The trial court therefore denied any relief, and petitioner then filed a motion for rehearing, which was denied, and a “Notice of Appeal”, which we will treat as a mis-labeled Petition for Review.

We agree with the trial court in its holding that petitioner is precluded by these rules from raising these grounds as a basis for review at this time, having failed to assert them in his previous Rule 32 petition,

Page 273

in connection with which he was represented by counsel.

In addition, Rule 32.10, Rules of Criminal Procedure, prevents petitioner’s asserting these grounds, as there is no showing whatsoever of any reason for omitting to raise them previously. That rule provides as follows:

“Rule 32.10 Waiver

Any grounds for post-conviction relief which have been litigated in the proceedings leading to the judgment of conviction shall not be relitigated in these proceedings.
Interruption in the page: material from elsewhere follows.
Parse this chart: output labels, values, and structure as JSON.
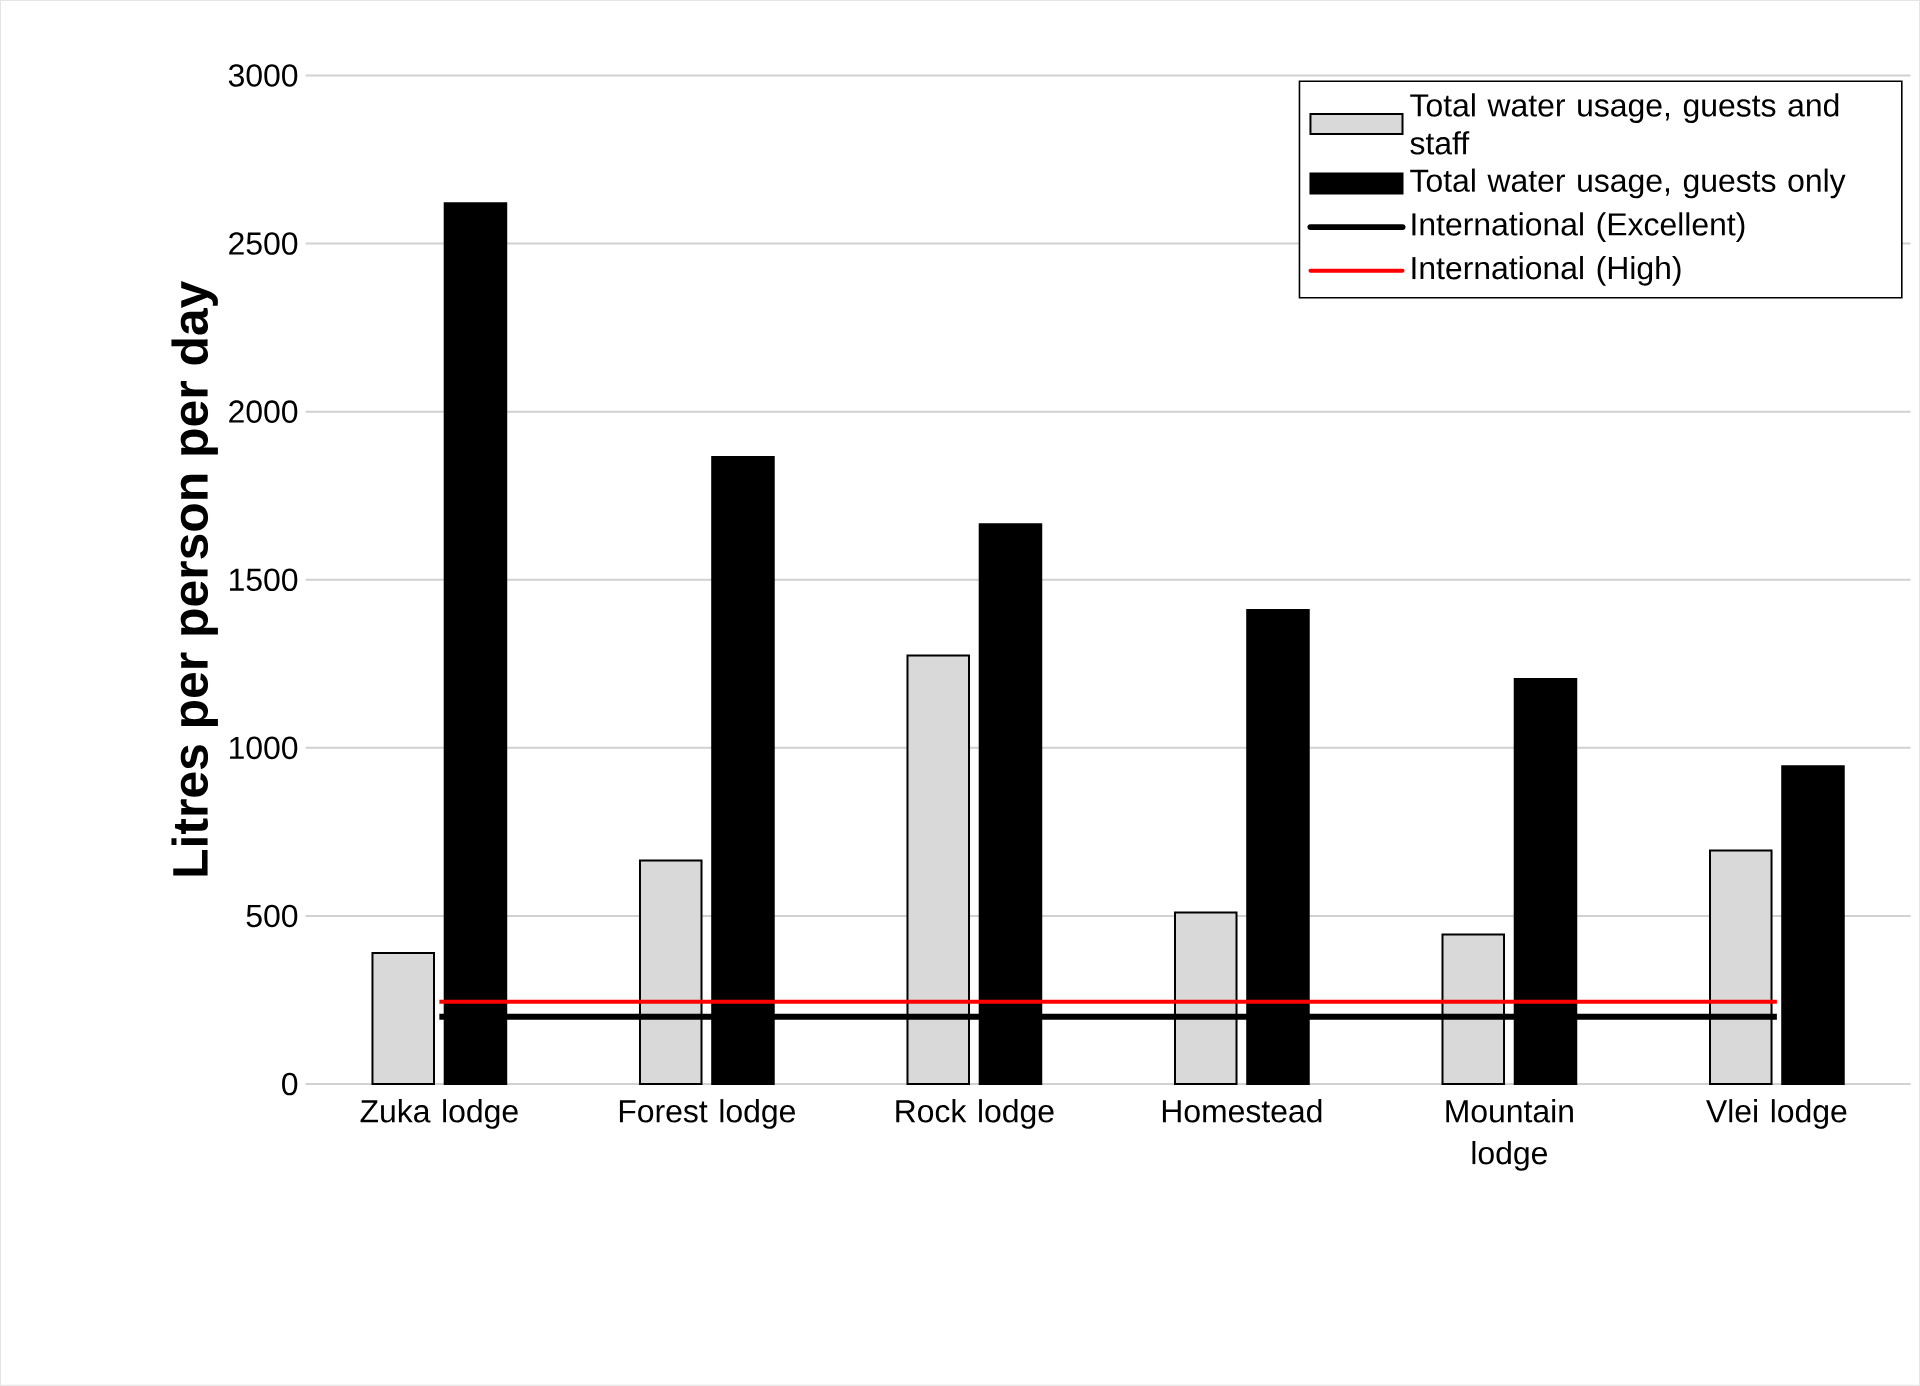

All grounds for relief available to petitioner must be raised by petitioner either in his petition or in the hearing thereon. Any ground not raised will be presumed waived and may not be the basis for subsequent petition unless the court finds there was reasonable ground for omitting the matter in the original petition or hearing. Any matters raised by appeal or other proceedings such as habeas corpus which have been finally disposed of on the merits may not form a basis for relief in this proceeding.” (Emphasis Supplied)

There is absolutely no basis for finding any reasonable ground for omitting these matters previously, as by their nature they had to be known to petitioner at the time of sentencing had they been true. In addition, the plea agreement and transcript of hearing on his change of plea show that they are completely without substance on the merits, and instead are nothing but afterthoughts by petitioner.

The trial court’s denial of relief is therefore affirmed.